The government itself is proposing a whole slew of referendum questions, which are expected to be put to voters in October 2026. And naturally, it has chosen to consult the people on the thorniest of wedge issues.
One batch of questions has to do with immigration-related issues, more particularly on restricting access to health and social services for certain types of non-citizens. The cost of such services is presented as being $1 billion. That sounds like a lot of money but represents slightly more than one per cent of the 2026 budget, whose expenditures are listed as $89 billion.
Another has to do with constitutional matters, certainly meant more for symbolism than anything else. Anyone who remembers the series of failed attempts to amend the Constitution, extending from the late 1980s through the mid-1990s, can tell you what a politically traumatic experience that was.
On both counts, the subject is so wide and complicated, even legal and constitutional experts cannot agree on what it all means.
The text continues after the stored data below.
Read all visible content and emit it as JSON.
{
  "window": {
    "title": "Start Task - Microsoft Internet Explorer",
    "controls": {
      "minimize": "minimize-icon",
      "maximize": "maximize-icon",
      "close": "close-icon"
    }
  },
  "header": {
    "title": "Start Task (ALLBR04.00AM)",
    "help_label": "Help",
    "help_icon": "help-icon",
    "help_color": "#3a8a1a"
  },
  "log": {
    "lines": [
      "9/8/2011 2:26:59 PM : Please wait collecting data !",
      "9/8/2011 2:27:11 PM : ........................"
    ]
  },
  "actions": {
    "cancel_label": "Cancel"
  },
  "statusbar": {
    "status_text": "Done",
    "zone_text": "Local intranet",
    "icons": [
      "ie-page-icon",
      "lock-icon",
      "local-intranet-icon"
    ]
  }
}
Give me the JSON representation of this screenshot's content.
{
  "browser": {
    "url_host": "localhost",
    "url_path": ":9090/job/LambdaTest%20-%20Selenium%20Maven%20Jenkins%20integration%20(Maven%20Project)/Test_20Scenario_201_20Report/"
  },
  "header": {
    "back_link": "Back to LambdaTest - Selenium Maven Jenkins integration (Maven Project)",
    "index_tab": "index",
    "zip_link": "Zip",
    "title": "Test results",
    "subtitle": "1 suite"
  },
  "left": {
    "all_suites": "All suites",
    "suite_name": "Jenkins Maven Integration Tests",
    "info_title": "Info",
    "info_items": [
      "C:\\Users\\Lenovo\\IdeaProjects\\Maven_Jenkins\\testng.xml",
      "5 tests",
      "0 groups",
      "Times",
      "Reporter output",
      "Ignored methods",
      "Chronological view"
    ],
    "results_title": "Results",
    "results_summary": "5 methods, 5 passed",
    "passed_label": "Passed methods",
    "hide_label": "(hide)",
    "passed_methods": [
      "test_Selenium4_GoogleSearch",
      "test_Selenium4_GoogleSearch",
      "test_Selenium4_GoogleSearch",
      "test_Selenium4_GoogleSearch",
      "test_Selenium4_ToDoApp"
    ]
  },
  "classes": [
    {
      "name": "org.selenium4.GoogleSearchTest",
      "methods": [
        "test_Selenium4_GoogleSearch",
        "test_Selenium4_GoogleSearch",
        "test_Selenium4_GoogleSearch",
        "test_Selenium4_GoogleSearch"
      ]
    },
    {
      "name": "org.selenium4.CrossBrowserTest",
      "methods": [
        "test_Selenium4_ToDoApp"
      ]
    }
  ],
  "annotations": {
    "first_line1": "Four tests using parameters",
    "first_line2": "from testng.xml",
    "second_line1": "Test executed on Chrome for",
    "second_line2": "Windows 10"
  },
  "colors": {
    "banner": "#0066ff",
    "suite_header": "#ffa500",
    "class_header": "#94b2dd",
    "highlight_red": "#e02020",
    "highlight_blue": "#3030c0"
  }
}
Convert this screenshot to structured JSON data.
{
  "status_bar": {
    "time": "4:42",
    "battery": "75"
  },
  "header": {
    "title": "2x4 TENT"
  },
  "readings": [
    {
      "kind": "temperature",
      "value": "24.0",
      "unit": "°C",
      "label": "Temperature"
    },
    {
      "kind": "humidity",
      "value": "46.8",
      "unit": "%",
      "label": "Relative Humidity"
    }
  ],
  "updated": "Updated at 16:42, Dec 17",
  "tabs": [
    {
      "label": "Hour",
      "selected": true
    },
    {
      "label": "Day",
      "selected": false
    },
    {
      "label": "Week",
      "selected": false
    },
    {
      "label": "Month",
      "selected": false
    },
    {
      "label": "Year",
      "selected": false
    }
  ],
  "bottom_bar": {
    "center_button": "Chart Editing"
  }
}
And perhaps to provide a glimpse into the real reason for the referendum questions, the province's own explanations for the questions paints the federal government as the villain behind all of our problems, resulting in additional budget expenses and apparent unfair treatment in Confederation.
The government has also made it easier in some ways for groups to petition elections authorities to propose a question to electors — most notably for a contingent of its own base, which wishes for Alberta to separate from Canada. But with recent news about the improper sharing of electoral lists with people and entities normally not entitled access to them, the whole petition process has been thrown into question. There is no way for any individual to verify if their personal information was illegitimately added to a petition using leaked data, or to remove their name from a petition if such a thing could be proven.
Of course, after driving those wedges into the electorate, there is no obligation for the province to act on what we say. Indeed, where the Alberta government could have demonstrated its goodwill, it failed miserably to do so.
In October 2021, the province asked Albertans whether they wanted to follow neighbouring jurisdictions on time changes, as many of them were starting to express interest in adopting daylight time year-round. In the vote, which was tacked onto civic elections that year, electors voted by a thin margin against the proposal. “It's as close as it gets to a tie, I think it with about a 2,500 vote difference, but we respect, certainly, the majority in that referendum,” said then-premier Jason Kenney after the results were announced.